O Ministério Público do Paraná (MP-PR), por meio do Grupo de Atuação Especial de Combate ao Crime Organizado (Gaeco), deflagrou a Operação 'Boi Fantasma' para investigar um complexo esquema de fraudes no cadastro de bovinos na Agência de Defesa Sanitária do Paraná (Adapar), em Jaguariaíva, na região dos Campos Gerais. A ação, que ocorreu nesta terça-feira (10), visa desmantelar uma rede que beneficiava indevidamente uma empresa de leilões de Ibaiti, no norte pioneiro do estado, permitindo a comercialização de gado de origem duvidosa como se estivesse completamente regularizado.
O Mecanismo da Fraude: Registros Irregulares e Lucro Ilegal
A investigação revelou que o esquema consistia na inserção ilegal de dados de animais que não existiam ou que, embora reais, eram provenientes de outras regiões, fora da área de atribuição da servidora envolvida. Os registros fraudulentos eram realizados por uma funcionária pública da Prefeitura de Jaguariaíva, cedida à Adapar, que utilizava seu acesso privilegiado aos sistemas de informação da agência para validar essas transações fictícias. O objetivo primordial era gerar lucratividade para a empresa de leilões e criadores específicos, que assim conseguiam negociar rebanhos sem a devida documentação e fiscalização sanitária.
Em troca de seus serviços ilícitos, a servidora recebia vantagens indevidas, incluindo propinas.
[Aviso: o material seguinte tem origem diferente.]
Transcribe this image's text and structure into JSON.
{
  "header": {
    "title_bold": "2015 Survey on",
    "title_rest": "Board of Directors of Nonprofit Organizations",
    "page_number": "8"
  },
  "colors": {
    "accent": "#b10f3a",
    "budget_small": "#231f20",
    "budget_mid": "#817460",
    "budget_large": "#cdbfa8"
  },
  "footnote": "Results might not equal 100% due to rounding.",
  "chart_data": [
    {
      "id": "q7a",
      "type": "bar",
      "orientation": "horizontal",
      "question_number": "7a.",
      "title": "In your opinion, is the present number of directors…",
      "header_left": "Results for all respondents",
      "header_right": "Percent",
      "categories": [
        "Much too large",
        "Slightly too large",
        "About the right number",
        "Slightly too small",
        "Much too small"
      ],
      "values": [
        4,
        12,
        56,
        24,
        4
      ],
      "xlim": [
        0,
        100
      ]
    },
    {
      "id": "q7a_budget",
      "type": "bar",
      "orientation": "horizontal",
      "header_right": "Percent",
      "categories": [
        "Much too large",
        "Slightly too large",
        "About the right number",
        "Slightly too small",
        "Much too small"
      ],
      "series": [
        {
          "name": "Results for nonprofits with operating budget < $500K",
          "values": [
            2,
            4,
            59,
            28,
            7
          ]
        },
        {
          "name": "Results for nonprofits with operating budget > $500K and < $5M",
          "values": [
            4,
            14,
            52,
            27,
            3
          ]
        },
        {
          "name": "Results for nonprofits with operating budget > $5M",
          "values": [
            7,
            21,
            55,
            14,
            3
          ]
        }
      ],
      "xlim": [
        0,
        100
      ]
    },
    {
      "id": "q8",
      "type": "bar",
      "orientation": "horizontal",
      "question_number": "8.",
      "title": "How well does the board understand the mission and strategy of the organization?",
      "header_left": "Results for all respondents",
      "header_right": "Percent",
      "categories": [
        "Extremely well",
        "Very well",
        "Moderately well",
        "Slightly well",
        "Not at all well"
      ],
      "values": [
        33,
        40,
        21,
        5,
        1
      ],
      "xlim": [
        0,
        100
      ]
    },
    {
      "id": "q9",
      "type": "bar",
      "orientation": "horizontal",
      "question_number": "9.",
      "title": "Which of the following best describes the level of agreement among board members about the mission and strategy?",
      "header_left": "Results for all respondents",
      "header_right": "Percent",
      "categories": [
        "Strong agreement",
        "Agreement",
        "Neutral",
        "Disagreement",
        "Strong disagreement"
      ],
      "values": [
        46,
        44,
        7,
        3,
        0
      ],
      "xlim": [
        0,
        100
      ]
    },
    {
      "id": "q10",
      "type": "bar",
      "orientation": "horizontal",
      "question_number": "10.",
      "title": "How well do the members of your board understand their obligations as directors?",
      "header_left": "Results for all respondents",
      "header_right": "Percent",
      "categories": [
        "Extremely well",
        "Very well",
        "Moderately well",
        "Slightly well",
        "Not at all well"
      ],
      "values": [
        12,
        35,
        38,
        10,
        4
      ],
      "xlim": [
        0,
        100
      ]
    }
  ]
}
As apurações do MP-PR indicam que, ao longo de um ano, ela embolsou cerca de R$ 8 mil para agir no interesse desses beneficiários, realizando cadastramentos de novos animais em rebanhos e emitindo Guias de Trânsito Animal (GTAs) de forma imediata e sem a documentação comprobatória exigida.
Andamento da Investigação e Medidas do Gaeco
As investigações tiveram início em julho de 2024, após um relatório encaminhado ao MP-PR pela própria Adapar, que identificou irregularidades nos cadastramentos de bovinos. Com base nas evidências coletadas, que incluíam provas das fraudes e do recebimento de propinas, o Gaeco obteve mandados de busca e apreensão. Estes foram cumpridos na residência da servidora, em Jaguariaíva, e na sede da empresa de leilões, em Ibaiti, na data da operação.
Nesta fase, com a apreensão de documentos, eletrônicos e outros itens relevantes, o Gaeco busca identificar outros indivíduos que possam ter participado ativamente ou se beneficiado do esquema. A expansão da investigação visa desvendar a totalidade da rede criminosa e o alcance das fraudes no sistema de defesa sanitária animal do Paraná.
Penalidades Legais e Respostas Institucionais
Os envolvidos na fraude, cujos nomes não foram divulgados pelas autoridades, podem ser responsabilizados por uma série de crimes graves. Dentre eles, destacam-se corrupção ativa e passiva, falsidade ideológica na emissão de Guias de Trânsito Animal (GTAs) – documento essencial para a movimentação legal de animais entre estabelecimentos – e inserção de dados falsos em sistemas de informações da Adapar. A gravidade desses ilícitos ressalta a importância da operação para a integridade do setor agropecuário paranaense.
Em relação à servidora investigada, a Adapar informou que ela não mantém mais vínculo empregatício com a agência. A instituição aguarda a comunicação oficial sobre os detalhes da operação para analisar os fatos e adotar as medidas administrativas cabíveis. De forma similar, a Prefeitura de Jaguariaíva declarou que ainda não teve acesso ao processo referente à investigação e que aguardará essa formalização para também tomar as providências administrativas necessárias.
A Operação 'Boi Fantasma' sublinha o compromisso das autoridades em combater irregularidades que comprometem a sanidade animal e a integridade das transações no agronegócio paranaense. A continuação das investigações é crucial para garantir que todos os responsáveis sejam devidamente processados e para reforçar a confiança nos sistemas de controle e defesa sanitária do estado.